Yavuz Bülent BAKİLER’ in (Sözün Doğrusu) eserinde “Dilde yozlaşmaya kanuni engel” adını taşıyan makalesinde, Fransa’dan örnek veriyor. Fransa’nın 655 sayılı kanununun 2. maddesini açıklıyor.
(Bir malın, bir ürünün veya hizmetin adında, sunuluşunda, tanıtılmasında, bunlarla ilgili fatura ve makbuzlarda Fransız dilinin kullanılması mecburidir.
Yazılı, sözlü ya da görüntülü her türlü reklâm içinde Fransızca kullanılması mecburidir).
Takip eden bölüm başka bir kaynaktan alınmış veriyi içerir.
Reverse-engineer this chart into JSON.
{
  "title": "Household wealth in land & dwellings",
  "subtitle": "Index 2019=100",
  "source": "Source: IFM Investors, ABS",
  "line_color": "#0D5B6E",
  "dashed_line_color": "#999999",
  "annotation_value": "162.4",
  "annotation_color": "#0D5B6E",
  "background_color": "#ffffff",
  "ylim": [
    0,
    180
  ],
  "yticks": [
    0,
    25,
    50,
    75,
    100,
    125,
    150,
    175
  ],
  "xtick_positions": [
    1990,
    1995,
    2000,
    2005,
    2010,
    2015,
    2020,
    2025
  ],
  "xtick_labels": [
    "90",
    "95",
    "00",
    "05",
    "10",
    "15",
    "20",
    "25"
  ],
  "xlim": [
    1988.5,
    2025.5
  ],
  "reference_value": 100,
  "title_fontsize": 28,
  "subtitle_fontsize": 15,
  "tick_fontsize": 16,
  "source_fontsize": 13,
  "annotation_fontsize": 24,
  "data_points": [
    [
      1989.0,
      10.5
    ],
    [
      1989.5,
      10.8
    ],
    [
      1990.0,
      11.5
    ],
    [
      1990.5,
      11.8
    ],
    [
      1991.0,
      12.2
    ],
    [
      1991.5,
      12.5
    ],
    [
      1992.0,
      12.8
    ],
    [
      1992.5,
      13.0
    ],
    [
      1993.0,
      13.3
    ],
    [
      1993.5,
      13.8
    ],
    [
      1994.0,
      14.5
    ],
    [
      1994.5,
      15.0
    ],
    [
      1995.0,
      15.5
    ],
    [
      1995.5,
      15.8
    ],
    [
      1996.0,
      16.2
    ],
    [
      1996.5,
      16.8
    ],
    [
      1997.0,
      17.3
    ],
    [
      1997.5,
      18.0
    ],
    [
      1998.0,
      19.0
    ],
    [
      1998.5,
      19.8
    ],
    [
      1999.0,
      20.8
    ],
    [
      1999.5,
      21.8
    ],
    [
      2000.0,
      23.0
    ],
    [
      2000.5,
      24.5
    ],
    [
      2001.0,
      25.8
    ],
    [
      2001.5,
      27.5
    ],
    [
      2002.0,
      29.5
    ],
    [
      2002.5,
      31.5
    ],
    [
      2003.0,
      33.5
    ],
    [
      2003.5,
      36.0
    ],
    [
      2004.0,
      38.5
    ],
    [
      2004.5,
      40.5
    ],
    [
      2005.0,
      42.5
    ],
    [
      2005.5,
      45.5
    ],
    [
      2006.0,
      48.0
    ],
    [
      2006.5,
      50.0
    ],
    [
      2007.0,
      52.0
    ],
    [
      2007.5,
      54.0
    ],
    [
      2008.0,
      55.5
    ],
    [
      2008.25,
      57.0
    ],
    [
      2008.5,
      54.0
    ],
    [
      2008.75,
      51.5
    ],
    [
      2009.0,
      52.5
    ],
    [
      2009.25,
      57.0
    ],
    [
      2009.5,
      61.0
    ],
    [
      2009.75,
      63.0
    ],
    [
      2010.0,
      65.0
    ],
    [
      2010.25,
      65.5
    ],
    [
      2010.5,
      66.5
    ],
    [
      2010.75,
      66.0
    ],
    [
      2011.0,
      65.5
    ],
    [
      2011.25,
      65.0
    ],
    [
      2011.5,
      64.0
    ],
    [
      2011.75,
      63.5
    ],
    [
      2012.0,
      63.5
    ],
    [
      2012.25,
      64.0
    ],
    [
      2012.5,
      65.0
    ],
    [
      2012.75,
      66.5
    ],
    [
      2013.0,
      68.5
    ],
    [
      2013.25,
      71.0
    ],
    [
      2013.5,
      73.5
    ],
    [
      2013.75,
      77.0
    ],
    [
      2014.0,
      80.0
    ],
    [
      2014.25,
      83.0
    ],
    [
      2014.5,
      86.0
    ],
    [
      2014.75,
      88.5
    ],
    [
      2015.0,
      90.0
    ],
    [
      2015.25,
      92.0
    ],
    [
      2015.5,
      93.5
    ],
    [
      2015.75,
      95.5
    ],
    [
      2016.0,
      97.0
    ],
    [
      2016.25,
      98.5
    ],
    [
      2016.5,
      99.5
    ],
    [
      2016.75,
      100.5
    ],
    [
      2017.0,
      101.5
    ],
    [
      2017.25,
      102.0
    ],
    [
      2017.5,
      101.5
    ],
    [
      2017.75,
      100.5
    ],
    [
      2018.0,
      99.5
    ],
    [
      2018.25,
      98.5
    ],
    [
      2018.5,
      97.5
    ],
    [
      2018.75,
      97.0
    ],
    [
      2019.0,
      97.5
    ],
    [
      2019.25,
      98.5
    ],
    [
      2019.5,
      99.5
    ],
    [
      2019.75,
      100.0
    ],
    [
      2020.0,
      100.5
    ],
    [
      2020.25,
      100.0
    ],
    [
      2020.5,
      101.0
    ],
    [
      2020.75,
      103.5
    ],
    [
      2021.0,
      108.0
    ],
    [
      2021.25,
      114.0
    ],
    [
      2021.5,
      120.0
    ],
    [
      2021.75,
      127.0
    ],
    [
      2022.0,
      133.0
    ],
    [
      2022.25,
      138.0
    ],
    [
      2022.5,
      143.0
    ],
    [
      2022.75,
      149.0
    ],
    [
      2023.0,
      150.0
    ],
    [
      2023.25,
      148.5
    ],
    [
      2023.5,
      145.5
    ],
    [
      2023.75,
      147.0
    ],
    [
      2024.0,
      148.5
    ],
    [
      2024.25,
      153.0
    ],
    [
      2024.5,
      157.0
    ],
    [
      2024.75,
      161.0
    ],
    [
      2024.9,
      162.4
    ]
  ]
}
Fransızlar asli değerlerinden biri olan dillerini işte böyle yasayla güvence altına alıyorlar.
Hele birde, büyük şair Arif Nihat ASYA’ nın şikâyetini dinleyelim. ( Ülkemizde herkesin bir Türkçesi var: Şampuan, bigudi, favori, alabros kelimeleri berber Türkçesi. Bülten, antet, manşet, anket, gazeteci Türkçesi. Garden parti, piknik, kavalye, dam, kokteyl eğlence alemi’nin Türkçesi. Firma, fiş, pirim, limitet enflasyon, deflasyon maliye Türkçesi.
Fakat ben seni arıyorum! Söyle nerdesin, ey benim Türkçem !)
Dönüp tarih sahifelerine bir bakalım, Peçenek Türkleriydiler. Dillerini, dinlerini kaybettiler şimdi oldular Bulgar. Türk kökenli batı hunlarıydılar, dil gitti, din gitti, tarih gitti oldular Macar.
Vatanımızın, milletimizin, varlığımızın olmazsa olmazı olan güzel Türkçemize, hükümetler sahip çıkmazsa, eğitim kurumlarımız sahiplenmezse, halkımız işin ciddiyetini fark etmezse, tehlike kapımızın önündedir.
ALLAH göstermesin bu gidişle yıllar sonra ezeli düşmanlarımız milletimize yeni bir sıfat yakıştırmaktan zevk alacaklardır. Bunu hayal bile etmek istemiyorum. Artık dilimizde varlık ve yokluk savaşımızın bir parçası oldu.